25 Jahre nach dem Gaza-Jericho-Abkommen scheint ein möglicher Frieden im Nahen Osten in weite Ferne gerückt. Der Friedensprozess scheiterte auch an den Geburtsfehlern des Vertrages. Die angestrebte Zwei-Staaten-Lösung ist aktuell nicht in Sicht.

Von Ina Rottscheidt | 03.05.2019
PLO-Chef Jassir Arafat und Israels Ministerpräsident Jitzchak Rabin reichen sich nach der Unterzeichnung des Gaza-Jericho-Abkommens am 4. Mai 1994
PLO-Chef Arafat und Israels Ministerpräsident Rabin nach der Unterzeichnung des Gaza-Jericho-Abkommens im Jahr 1994 (PATRICK BAZ / AFP)
"Guten Abend, meine Damen und Herren! Der Weg zur Selbstverwaltung der Palästinenser im Gazastreifen und in Jericho ist frei. Israels Ministerpräsident Rabin und PLO-Chef Arafat besiegelten heute mit ihren Unterschriften das Autonomieabkommen."
Es sollte ein historischer Augenblick werden: Der 4. Mai 1994. Über 2000 Gäste aus aller Welt waren nach Kairo gereist, darunter die Außenminister Russlands und der USA. Monatelang hatte man um die Inhalte des Abkommens gerungen.
Dann: Unruhe im Saal. Jassir Arafat, Vorsitzender der palästinensischen Befreiungsorganisation und Verhandlungsführer für die Palästinenser, zögert. Er weigert sich, die Landkarten zu unterzeichnet, die zu dem Abkommen gehören.
40 Minuten ziehen sich alle noch mal zurück. Am Ende unterschreibt Arafat dann doch, allerdings mit einer Reihe handschriftlicher Anmerkungen und verkündet:
"Nach vielen Jahren der Gewalt müssen wir nun den Mut zum Frieden finden. Nur mit einem gerechten Frieden können wir es schaffen, zusammenzuleben und gemeinsam etwas Neues aufzubauen."

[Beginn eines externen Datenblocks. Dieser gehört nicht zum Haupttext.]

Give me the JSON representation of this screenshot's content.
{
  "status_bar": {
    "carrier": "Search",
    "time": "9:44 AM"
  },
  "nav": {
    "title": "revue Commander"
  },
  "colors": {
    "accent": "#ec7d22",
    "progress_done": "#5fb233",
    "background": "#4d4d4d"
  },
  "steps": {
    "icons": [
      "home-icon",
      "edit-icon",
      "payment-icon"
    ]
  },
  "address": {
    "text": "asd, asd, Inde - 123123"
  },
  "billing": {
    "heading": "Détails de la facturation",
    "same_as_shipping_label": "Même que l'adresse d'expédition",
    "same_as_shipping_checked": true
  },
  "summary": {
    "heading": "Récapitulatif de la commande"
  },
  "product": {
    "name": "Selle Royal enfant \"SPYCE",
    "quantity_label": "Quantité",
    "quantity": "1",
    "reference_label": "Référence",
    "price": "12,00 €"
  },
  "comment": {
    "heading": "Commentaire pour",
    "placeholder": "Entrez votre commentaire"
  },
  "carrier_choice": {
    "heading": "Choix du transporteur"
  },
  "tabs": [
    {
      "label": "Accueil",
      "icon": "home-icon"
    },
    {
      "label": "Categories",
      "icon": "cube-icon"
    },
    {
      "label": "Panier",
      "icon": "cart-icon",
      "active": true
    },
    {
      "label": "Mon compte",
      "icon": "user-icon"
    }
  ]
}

Für Israel setzt Premierminister Jitzchak Rabin seine Unterschrift unter das Abkommen. Der erste von vielen Schritten auf dem Weg zum Frieden, verkündet er:
"Das, von dem Sie alle hier Zeuge geworden sind, ist nur die Spitze des Eisbergs der Probleme, die wir überwinden müssen, um die Absichtserklärung umzusetzen. 100 Jahre Feindseligkeit, Misstrauen und Blutvergießen zu überwinden, ist nicht so einfach. Und es gibt viele, die das, was wie hier heute machen, verurteilen. Es verlangt beiden Seiten viel ab, dass wir irgendwann ein friedliches Miteinander erreichen."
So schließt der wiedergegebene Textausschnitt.